The course content is solid. The honours content is challenging and interesting. There's a couple of minor glitches that cause frustration in the PA's but nothing too earth-shattering. There's a lot of whining and whinging on the message boards, but take it with a grain of salt: the instructions to succeed in the programing assignments are complete and relatively simple, but you might have to dig around in lecture transcripts to put all the puzzle pieces together. The is GRADUATE LEVEL work, don't expect to be spoon-fed, and don't whine when you're not. I'd recommend the content to anyone. SO WHY ONLY 1 STAR? Because there is absolutely no support from TAs or Mentors anywhere. Nada. Zero. Zilch. They are asleep at the switch.
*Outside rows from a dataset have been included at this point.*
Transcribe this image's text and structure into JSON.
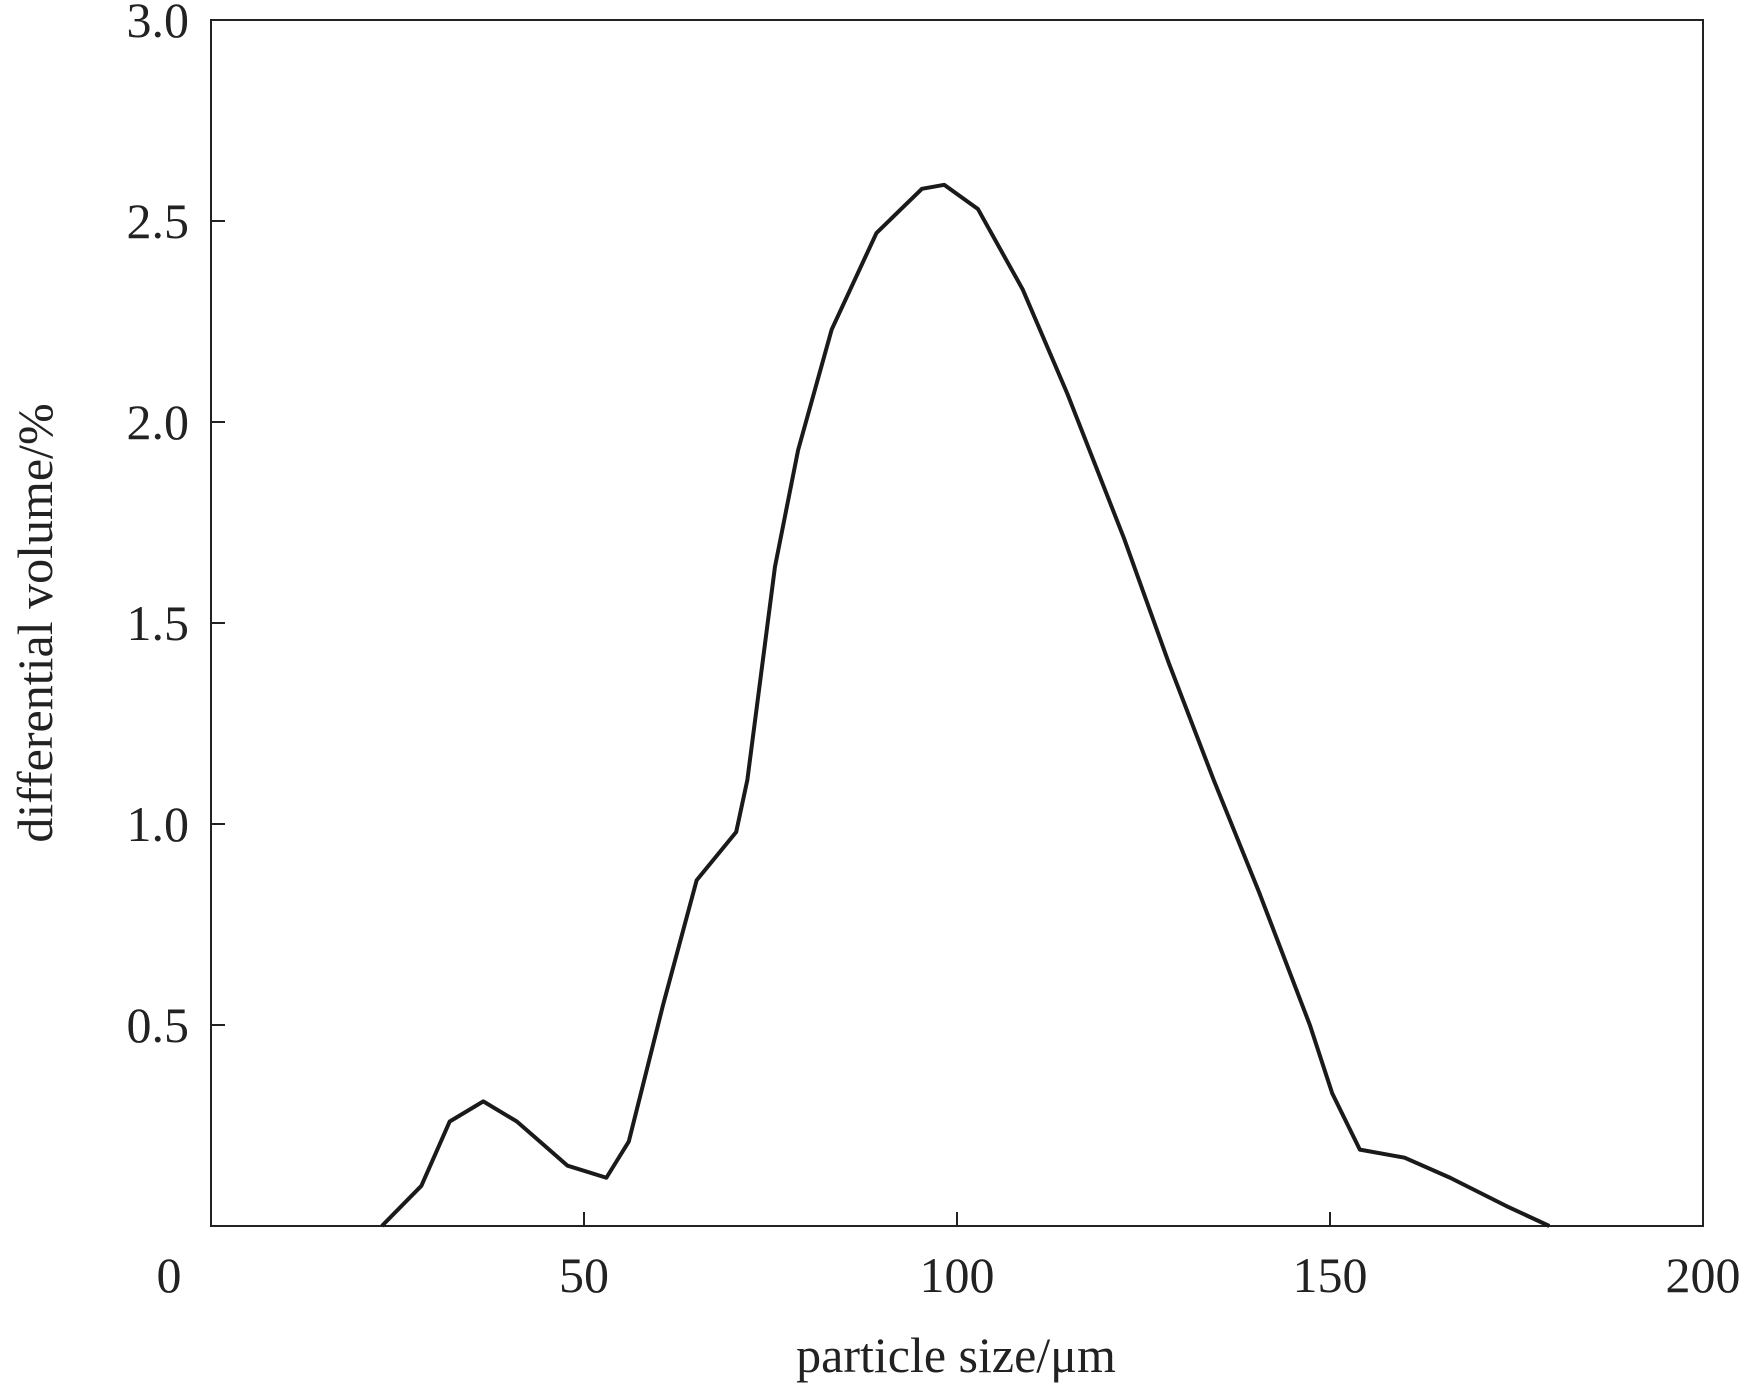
{
  "chart_data": {
    "type": "line",
    "x_label": "particle size/μm",
    "y_label": "differential volume/%",
    "x": [
      22.9,
      28.2,
      32,
      36.5,
      41,
      47.8,
      53,
      56,
      60.6,
      65.1,
      70.4,
      71.9,
      75.6,
      78.7,
      83.2,
      89.2,
      95.3,
      98.3,
      102.8,
      108.8,
      114.8,
      122.4,
      128.4,
      134.4,
      140.5,
      147.3,
      150.3,
      154,
      160,
      166.1,
      173.6,
      179.4
    ],
    "series": [
      {
        "color": "#1a1a1a",
        "values": [
          0,
          0.1,
          0.26,
          0.31,
          0.26,
          0.15,
          0.12,
          0.21,
          0.55,
          0.86,
          0.98,
          1.11,
          1.64,
          1.93,
          2.23,
          2.47,
          2.58,
          2.59,
          2.53,
          2.33,
          2.07,
          1.71,
          1.4,
          1.11,
          0.83,
          0.5,
          0.33,
          0.19,
          0.17,
          0.12,
          0.05,
          0
        ]
      }
    ],
    "xlim": [
      0,
      200
    ],
    "xticks": [
      0,
      50,
      100,
      150,
      200
    ],
    "ylim": [
      0,
      3
    ],
    "yticks": [
      0.5,
      {
        "value": 1,
        "label": "1.0"
      },
      1.5,
      {
        "value": 2,
        "label": "2.0"
      },
      2.5,
      {
        "value": 3,
        "label": "3.0"
      }
    ]
  }
}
If you expect any kind of interaction to expand your learning horizon then you will be sorely disappointed. I sure was. The lack of engagement from the TA/Mentor community takes what could have been a 5 star experience and drops it to zero. But I can't go that low, so 1 star it is.

By Roman F

Mar 11, 2021

This course is poorly structured, the material is poorly explained, the lecturer is going too fast and does not stress important concepts, video, and sound quality are below average. Do not recommend.

The structure of this course is an example of how not to teach mathematics. Examples before definitions and introduction of general concepts, lack of direction and "big picture" context, unexcusable things like "let's prove it by example"... It is very frustrating and almost impossible to follow.